The current castle, whose owner, Lady Ashcombe, is an American with Kentucky ties, is most famous as the home of Henry VIII's final wife, Katharine Parr. In 2012, it will celebrate the 500th anniversary of Katharine's birth with a yearlong schedule of events.

The castle gardens are spectacular, particularly the secluded knot garden, which incorporates a design from a dress pattern worn by Elizabeth I in a portrait that hangs in the castle.

Another garden you won't want to miss is the Painswick Rococo Garden, a restoration of an 18th- century pleasure garden. Flamboyant and flashy, as the trend of the times warranted, the garden features a miniature Doric temple, a Gothic alcove, water features and a maze. Most people think the best time to visit an English garden is in spring or summer, but a good time to visit the Painswick garden is late February and early March, when a carpet of snowdrops spreads across the woodland floor.

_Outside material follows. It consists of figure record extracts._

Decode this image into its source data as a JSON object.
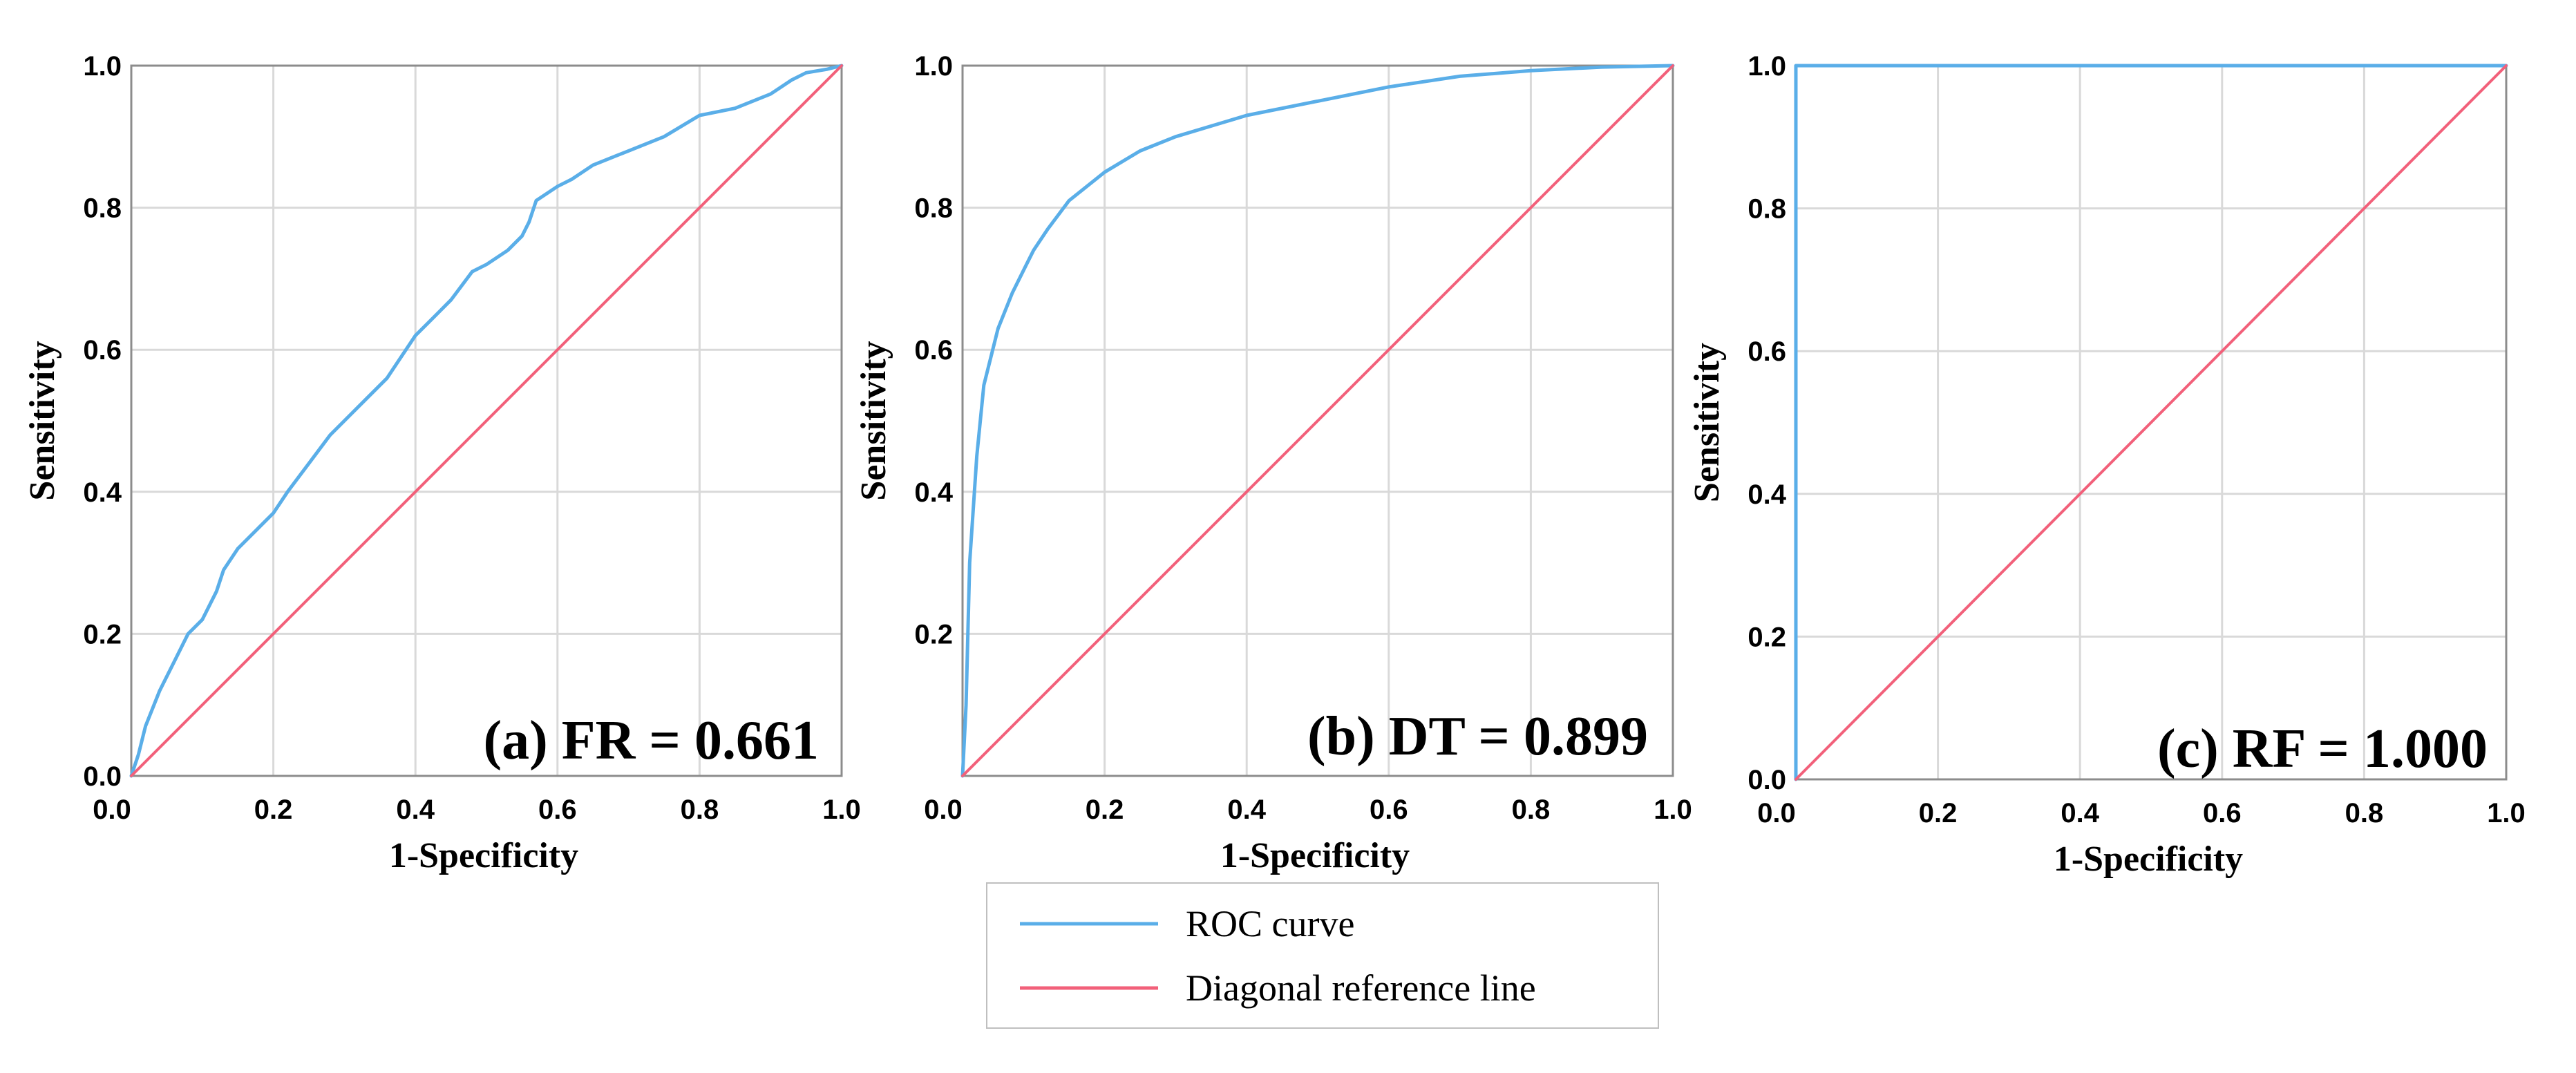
{
  "colors": {
    "roc": "#5aaee8",
    "diagonal": "#f2607a",
    "grid": "#d9d9d9",
    "axis": "#8c8c8c"
  },
  "chart_data": [
    {
      "type": "line",
      "panel": "a",
      "label": "(a) FR = 0.661",
      "xlabel": "1-Specificity",
      "ylabel": "Sensitivity",
      "xlim": [
        0,
        1
      ],
      "ylim": [
        0,
        1
      ],
      "x_ticks": [
        "0.0",
        "0.2",
        "0.4",
        "0.6",
        "0.8",
        "1.0"
      ],
      "y_ticks": [
        "0.0",
        "0.2",
        "0.4",
        "0.6",
        "0.8",
        "1.0"
      ],
      "grid": true,
      "series": [
        {
          "name": "ROC curve",
          "x": [
            0,
            0.01,
            0.02,
            0.04,
            0.06,
            0.08,
            0.1,
            0.12,
            0.13,
            0.15,
            0.18,
            0.2,
            0.22,
            0.25,
            0.28,
            0.3,
            0.33,
            0.36,
            0.38,
            0.4,
            0.42,
            0.45,
            0.48,
            0.5,
            0.53,
            0.55,
            0.56,
            0.57,
            0.6,
            0.62,
            0.65,
            0.7,
            0.75,
            0.8,
            0.85,
            0.9,
            0.93,
            0.95,
            0.98,
            1.0
          ],
          "y": [
            0,
            0.03,
            0.07,
            0.12,
            0.16,
            0.2,
            0.22,
            0.26,
            0.29,
            0.32,
            0.35,
            0.37,
            0.4,
            0.44,
            0.48,
            0.5,
            0.53,
            0.56,
            0.59,
            0.62,
            0.64,
            0.67,
            0.71,
            0.72,
            0.74,
            0.76,
            0.78,
            0.81,
            0.83,
            0.84,
            0.86,
            0.88,
            0.9,
            0.93,
            0.94,
            0.96,
            0.98,
            0.99,
            0.995,
            1.0
          ]
        },
        {
          "name": "Diagonal reference line",
          "x": [
            0,
            1
          ],
          "y": [
            0,
            1
          ]
        }
      ]
    },
    {
      "type": "line",
      "panel": "b",
      "label": "(b) DT = 0.899",
      "xlabel": "1-Specificity",
      "ylabel": "Sensitivity",
      "xlim": [
        0,
        1
      ],
      "ylim": [
        0,
        1
      ],
      "x_ticks": [
        "0.0",
        "0.2",
        "0.4",
        "0.6",
        "0.8",
        "1.0"
      ],
      "y_ticks": [
        "0.2",
        "0.4",
        "0.6",
        "0.8",
        "1.0"
      ],
      "grid": true,
      "series": [
        {
          "name": "ROC curve",
          "x": [
            0,
            0.005,
            0.01,
            0.02,
            0.03,
            0.05,
            0.07,
            0.09,
            0.1,
            0.12,
            0.15,
            0.2,
            0.25,
            0.3,
            0.4,
            0.5,
            0.6,
            0.7,
            0.8,
            0.9,
            1.0
          ],
          "y": [
            0,
            0.1,
            0.3,
            0.45,
            0.55,
            0.63,
            0.68,
            0.72,
            0.74,
            0.77,
            0.81,
            0.85,
            0.88,
            0.9,
            0.93,
            0.95,
            0.97,
            0.985,
            0.993,
            0.998,
            1.0
          ]
        },
        {
          "name": "Diagonal reference line",
          "x": [
            0,
            1
          ],
          "y": [
            0,
            1
          ]
        }
      ]
    },
    {
      "type": "line",
      "panel": "c",
      "label": "(c) RF = 1.000",
      "xlabel": "1-Specificity",
      "ylabel": "Sensitivity",
      "xlim": [
        0,
        1
      ],
      "ylim": [
        0,
        1
      ],
      "x_ticks": [
        "0.0",
        "0.2",
        "0.4",
        "0.6",
        "0.8",
        "1.0"
      ],
      "y_ticks": [
        "0.0",
        "0.2",
        "0.4",
        "0.6",
        "0.8",
        "1.0"
      ],
      "grid": true,
      "series": [
        {
          "name": "ROC curve",
          "x": [
            0,
            0,
            1
          ],
          "y": [
            0,
            1,
            1
          ]
        },
        {
          "name": "Diagonal reference line",
          "x": [
            0,
            1
          ],
          "y": [
            0,
            1
          ]
        }
      ]
    }
  ],
  "legend": {
    "items": [
      {
        "label": "ROC curve",
        "color": "#5aaee8"
      },
      {
        "label": "Diagonal reference line",
        "color": "#f2607a"
      }
    ]
  }
}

Chipping Campden, a settlement since the 7th century, has a High Street that has been described by historian G.M. Trevelyan as "the most beautiful village street now left on the island." You might be tempted to stick to High Street, with its impressive medieval Market Hall and array of one-of-a-kind shops, but do detour to the lovely St. James Parish Church to wander through the graveyard, with its moss-covered headstones.

Walk down Broadway

Broadway is often referred to as the showplace of the Cotswolds, and in this region of picturesque villages, that is quite a tribute. It consists of one main street (formerly a coach road between London and Worcester) skirting a village green with rows of honey-colored limestone buildings on either side. One of these buildings, the Lygon Arms Hotel, has welcomed guests for centuries, including the two rivals in the English Civil War, King Charles I and Oliver Cromwell, although presumably not at the same time.

During the 19th century, the village became a gathering place for writers (J. M. Barrie and Henry James), musicians (Edward Elgar) and artists (John Singer Sargent and Frank Millet), and in the early 20th century it was a center for the Arts and Crafts movement, with William Morris a frequent visitor and furniture maker Gordon Russell opening a shop, which is now a museum.

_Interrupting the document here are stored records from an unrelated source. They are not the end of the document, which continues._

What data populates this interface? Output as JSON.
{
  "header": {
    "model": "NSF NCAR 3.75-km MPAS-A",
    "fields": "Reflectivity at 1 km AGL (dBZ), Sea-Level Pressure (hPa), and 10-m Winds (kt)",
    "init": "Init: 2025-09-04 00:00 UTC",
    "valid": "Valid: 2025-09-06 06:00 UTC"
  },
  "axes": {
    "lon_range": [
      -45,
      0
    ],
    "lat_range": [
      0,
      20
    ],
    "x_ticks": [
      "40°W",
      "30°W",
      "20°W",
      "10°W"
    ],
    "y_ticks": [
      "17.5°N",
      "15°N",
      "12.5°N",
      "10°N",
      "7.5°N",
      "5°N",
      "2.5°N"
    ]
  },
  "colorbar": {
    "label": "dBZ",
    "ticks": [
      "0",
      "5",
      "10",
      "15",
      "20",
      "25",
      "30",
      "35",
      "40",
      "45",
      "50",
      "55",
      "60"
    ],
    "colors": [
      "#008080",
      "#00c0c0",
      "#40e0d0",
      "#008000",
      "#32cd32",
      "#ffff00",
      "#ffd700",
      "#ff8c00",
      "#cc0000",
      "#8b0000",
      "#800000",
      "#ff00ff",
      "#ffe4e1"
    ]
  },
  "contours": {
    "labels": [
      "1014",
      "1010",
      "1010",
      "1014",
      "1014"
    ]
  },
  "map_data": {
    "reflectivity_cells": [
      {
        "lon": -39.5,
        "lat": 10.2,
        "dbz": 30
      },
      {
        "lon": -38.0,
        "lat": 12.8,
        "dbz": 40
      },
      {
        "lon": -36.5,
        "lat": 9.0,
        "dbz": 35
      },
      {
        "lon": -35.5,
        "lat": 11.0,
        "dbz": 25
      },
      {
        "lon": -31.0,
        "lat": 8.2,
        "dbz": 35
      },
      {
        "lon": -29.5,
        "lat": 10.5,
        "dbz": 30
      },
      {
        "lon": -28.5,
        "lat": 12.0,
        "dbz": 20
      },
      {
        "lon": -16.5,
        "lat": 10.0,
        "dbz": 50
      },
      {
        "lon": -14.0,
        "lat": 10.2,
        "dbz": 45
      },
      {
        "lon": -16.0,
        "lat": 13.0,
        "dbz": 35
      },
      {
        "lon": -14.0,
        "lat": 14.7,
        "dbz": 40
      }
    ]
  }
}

A great way to see Broadway is to take a walking tour with local artist Jeremy Houghton, one of the official artists for the 2012 London Olympics. In his tweed jacket and Wellies, Houghton proved the perfect guide to all the spots frequented by the "Broadway Colony."

Tasty pudding

"Now, everyone remember to bang your spoons as each pudding is introduced because as you know, puddings have feelings, too."

So spoke the "pudding master" as he prepared to announce the Parade of Puddings at the weekly Friday night meeting of the Pudding Club in the village of Mickleton. As each pudding was paraded into the room with great ceremony — beginning with the treacle sponge, followed by the jam roly poly, spotted dick, Lord Randall's pudding, apple crumble and summer pudding, and concluding with the squidgy chocolate-and-nut pudding — a thunderous cacophony of spoon-banging ensued.

Founded here at Three Ways House Hotel in 1985 to prevent the demise of the great British pudding, the club has no dues, no members (everyone's welcome), and no hard and fast rules other than that you must finish one pudding before starting another. During its 26 years, the club has served 100,000 pudding lovers — not just in Mickleton, but at special events in London, Dublin, New York and Tokyo. The evening offers pomp and circumstance mixed with frivolity and comfort in the knowledge that the British pudding appears safe from the challenge of frozen cheesecake and tasteless gateaux.

If you do want to attend, book ahead, because the weekly meetings are wildly popular. If you do get in, you'll probably decide that this is the best club you've never been a member of.